Traveling is a fantastic, educational experience that changes the course of most people's lives. That said, I believe most human beings are more inclined to escape their reality, and when traveling becomes your dominant reality, home becomes the escape.
FOMO is no longer a thing. I recently was offered a two-week trip to South Africa, and though I would have been thrilled to go, I turned it down because of the timing.
I’d much rather go when all the conditions are right, and I have time to properly experience a place.
It is a tremendous first-world problem when you assume travel will always be available for you: You know the future opportunity still exists, notwithstanding a catastrophic disaster, war, and extreme political turmoil.
In really basic terms, I compare traveling to eating pizza. It's freaking fantastic. However, after eating pizza all the time, it is not totally unusual to crave something else, like a salad.
Flight attendants recognize and know me.
This is my favorite part of being a million-miler. It's really all about the people that you meet.

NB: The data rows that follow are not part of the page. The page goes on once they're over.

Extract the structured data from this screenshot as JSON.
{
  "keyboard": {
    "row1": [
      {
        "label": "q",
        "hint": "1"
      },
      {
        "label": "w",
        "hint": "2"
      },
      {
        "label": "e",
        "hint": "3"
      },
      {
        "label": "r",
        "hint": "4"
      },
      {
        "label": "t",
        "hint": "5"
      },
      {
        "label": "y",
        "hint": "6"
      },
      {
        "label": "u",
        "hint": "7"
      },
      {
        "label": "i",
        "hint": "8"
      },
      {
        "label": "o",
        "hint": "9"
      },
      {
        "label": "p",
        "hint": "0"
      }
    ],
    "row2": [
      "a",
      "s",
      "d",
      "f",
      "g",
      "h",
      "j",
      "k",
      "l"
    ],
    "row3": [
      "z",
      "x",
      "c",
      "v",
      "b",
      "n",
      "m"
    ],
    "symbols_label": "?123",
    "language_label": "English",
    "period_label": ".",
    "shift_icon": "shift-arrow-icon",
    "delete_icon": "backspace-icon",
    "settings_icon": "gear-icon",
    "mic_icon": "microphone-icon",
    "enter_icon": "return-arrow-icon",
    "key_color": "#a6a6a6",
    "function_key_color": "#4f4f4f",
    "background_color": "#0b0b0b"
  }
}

Though I love meeting people from all walks of life, I naturally gravitate toward cabin crew, mostly because those are the only people that I feel like really get my lifestyle. Often, my favorite person is the pilot on the plane commuting on a jump flight to his working route.
At times, when I've been privileged to have a set route, I was also fortunate to get to know a few flight attendants one-on-one.
It's kinda like saying hi to your bus driver every day.
Some of those relationships have been significant enough that some of them have joined my Facebook, Instagram and LinkedIn networks.
They've been with me and congratulated me on life milestones, and gotten me to through to places when I really needed to be there for family in the toughest of times.
On my first post-pandemic flight, after two years,3 I'll never forget the warm welcome and smile from the JetBlue crew.
Those are the things I'll cross the world for.